Later longitudinal studies demonstrated that vascular stiffness was an independent predictor of cardiovascular and all-cause mortality in patients with hypertension, early-stage renal disease and in the elderly population.43–45 However, stroke was only discussed as one of the clinical end points until Laurent et al 46 first investigated the association of vascular stiffness and fatal stroke occurrence in a cohort survey. After an average 7.9 years follow-up of middle-aged patients with essential hypertension, Laurent et al found that a 1-SD elevation (4 cm/s) in PWV was associated with a 72% higher risk of fatal stroke. High PWV remained significantly predictive of stroke death after adjustment for classical cardiovascular risk factors. Other researchers assessed its predictive value in the elderly and general population.6 ,47 Data from two recent meta-analyses suggest that the assessment of aortic or carotid stiffness could both improve the prediction of stroke beyond other conventional risk factors.48 ,49 In addition, aortic stiffness could predict the prognosis of ischaemic stroke.7 ,50 Carotid-femoral PWV measured 1 week after stroke was significantly associated with a 90-day functional outcome valued by the modified Rank Scale in patients.7
As to different subtypes of stroke, vascular stiffness seems to have different predictive value.8 ,9 ,51 Stroke is a heterogeneous disease due to its varied pathophysiology in each subtype. Patients with lacunar stroke tended to have a higher PWV compared with large artery atherosclerosis, cardioembolic and cryptogenic stroke.51 Increased arterial stiffness with greater flow pulsatility into a cerebral small vessel may contribute to the pathogenesis of lacunar stroke, thus resulting in the difference. Another study demonstrated that aortic stiffness index β was higher in patients with cerebral infarction than in those with a transient ischaemic attack, implying that cerebral infarction is associated with a more advanced degree of atherosclerotic process than transient ischaemic attack.9 Larger studies that evaluate the relationship between vascular stiffness and each subtype stroke are imperative to help clarify the direct interaction in pathogenesis and provide specific insights into efficient stroke prevention.

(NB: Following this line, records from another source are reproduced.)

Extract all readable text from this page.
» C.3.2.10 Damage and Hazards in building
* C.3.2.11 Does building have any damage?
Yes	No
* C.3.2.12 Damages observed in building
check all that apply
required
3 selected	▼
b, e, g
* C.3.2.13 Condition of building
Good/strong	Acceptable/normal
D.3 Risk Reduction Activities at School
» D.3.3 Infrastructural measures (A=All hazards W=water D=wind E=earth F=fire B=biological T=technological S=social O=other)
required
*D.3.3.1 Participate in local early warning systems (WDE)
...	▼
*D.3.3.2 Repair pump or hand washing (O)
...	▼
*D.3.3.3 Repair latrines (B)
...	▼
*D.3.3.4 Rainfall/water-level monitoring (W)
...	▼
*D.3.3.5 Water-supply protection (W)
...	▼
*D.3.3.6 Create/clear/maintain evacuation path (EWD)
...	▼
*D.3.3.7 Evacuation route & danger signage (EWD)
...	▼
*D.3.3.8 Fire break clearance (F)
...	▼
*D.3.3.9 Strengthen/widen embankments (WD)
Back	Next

In recent years, high resolution MRI provides a unique tool to study the relationship between vascular stiffness and neuroimagical changes relevant to the recurrence or severity of stroke. Cerebral small vessel disease (SVD), which can increase the risk of stroke, is linked to arterial stiffness.35 ,36 ,52 ,53 A study of 1282 patients with acute ischaemic stroke or transient ischaemic attack showed that brachial-ankle PWV was significantly associated with both acute and chronic cerebral SVD markers including acute lacunar infarct, chronic lacunar, white matter hyperintensity, deep cerebral microbleeding.52 In the general elderly population of the Rotterdam scan study, higher PWV was also related to larger white matter lesion volume, but not to lacunar infarcts or microbleeding.53 Vascular stiffness and cerebral SVD could share a common pathophysiological mechanism involving vascular injury.

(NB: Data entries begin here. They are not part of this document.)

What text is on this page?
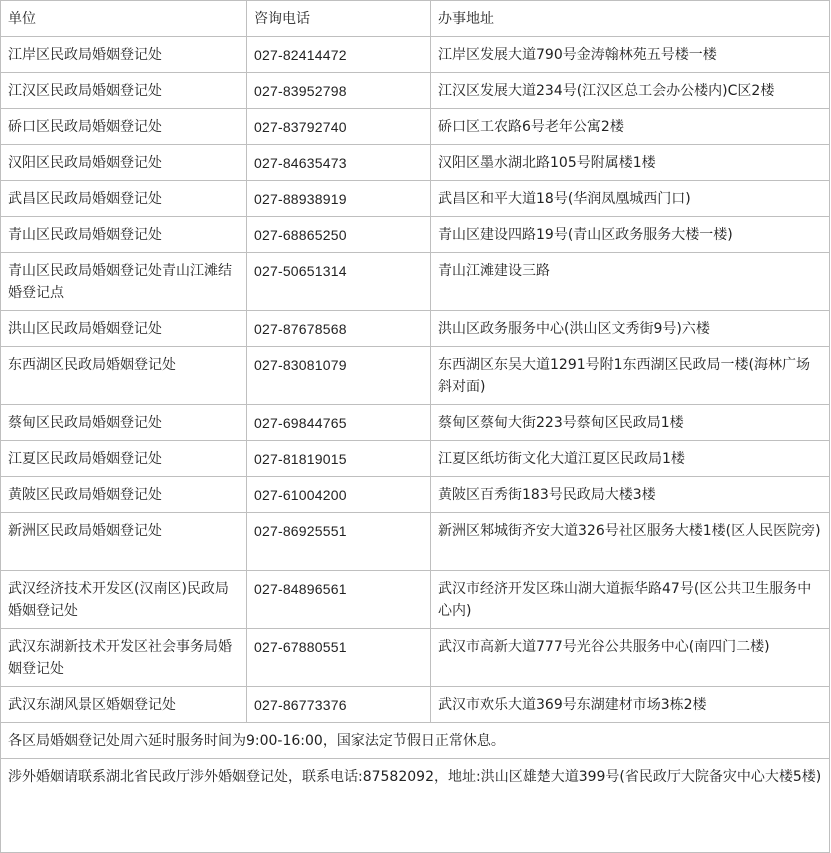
单位	咨询电话	办事地址
江岸区民政局婚姻登记处	027-82414472	江岸区发展大道790号金涛翰林苑五号楼一楼
江汉区民政局婚姻登记处	027-83952798	江汉区发展大道234号(江汉区总工会办公楼内)C区2楼
硚口区民政局婚姻登记处	027-83792740	硚口区工农路6号老年公寓2楼
汉阳区民政局婚姻登记处	027-84635473	汉阳区墨水湖北路105号附属楼1楼
武昌区民政局婚姻登记处	027-88938919	武昌区和平大道18号(华润凤凰城西门口)
青山区民政局婚姻登记处	027-68865250	青山区建设四路19号(青山区政务服务大楼一楼)
青山区民政局婚姻登记处青山江滩结婚登记点	027-50651314	青山江滩建设三路
洪山区民政局婚姻登记处	027-87678568	洪山区政务服务中心(洪山区文秀街9号)六楼
东西湖区民政局婚姻登记处	027-83081079	东西湖区东吴大道1291号附1东西湖区民政局一楼(海林广场斜对面)
蔡甸区民政局婚姻登记处	027-69844765	蔡甸区蔡甸大街223号蔡甸区民政局1楼
江夏区民政局婚姻登记处	027-81819015	江夏区纸坊街文化大道江夏区民政局1楼
黄陂区民政局婚姻登记处	027-61004200	黄陂区百秀街183号民政局大楼3楼
新洲区民政局婚姻登记处	027-86925551	新洲区邾城街齐安大道326号社区服务大楼1楼(区人民医院旁)
武汉经济技术开发区(汉南区)民政局婚姻登记处	027-84896561	武汉市经济开发区珠山湖大道振华路47号(区公共卫生服务中心内)
武汉东湖新技术开发区社会事务局婚姻登记处	027-67880551	武汉市高新大道777号光谷公共服务中心(南四门二楼)
武汉东湖风景区婚姻登记处	027-86773376	武汉市欢乐大道369号东湖建材市场3栋2楼
各区局婚姻登记处周六延时服务时间为9:00-16:00，国家法定节假日正常休息。		
涉外婚姻请联系湖北省民政厅涉外婚姻登记处，联系电话:87582092，地址:洪山区雄楚大道399号(省民政厅大院备灾中心大楼5楼)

Mechanism of arterial stiffness during stroke
A variety of mechanisms could interpret the association between arterial stiffness and stroke. Haemodynamic alterations secondary to arterial stiffness should be highlighted. Raised PP induces arterial remodelling, increases wall thickness, promotes the development of plaque and atherosclerosis, and eventually lead to rupture or ulceration of atherosclerotic plaques. Besides, increased aortic pulsatility may also transmit through stiffen large vessels to the cerebral microvasculature. As the central artery stiffen, the capacity to regulate the pulsatile flow is reduced, which leads to progressive impedance matching between the aorta and peripheral arteries. Such impedance cause a decrease in the reflection coefficient and thereby facilitates the penetration of excessive pulsatile energy into the periphery.54 To make it worse, the vascular resistance of the brain is relatively low; therefore, the pulsatility of pressure and flow extend well into this organ. This special input impedance of the brain provides an interpretation for how arterial stiffness damages the cerebral microvasculature and causes impaired cognition function.33 ,51 ,54
Furthermore, the measured higher aortic stiffness may reflect parallel structural changes in the intracerebral vasculature, including elastic fibres broken down, fibrosis, calcifications, medial smooth muscle necrosis and diffusion of macromolecules into the arterial wall.55 Finally, the classical vascular risk factors or vascular diseases such as hypertension, atherosclerosis, coronary heart disease and early-stage renal disease, which are associated with and even probably promoted by arterial stiffness, are also risk factors for ischaemic stroke.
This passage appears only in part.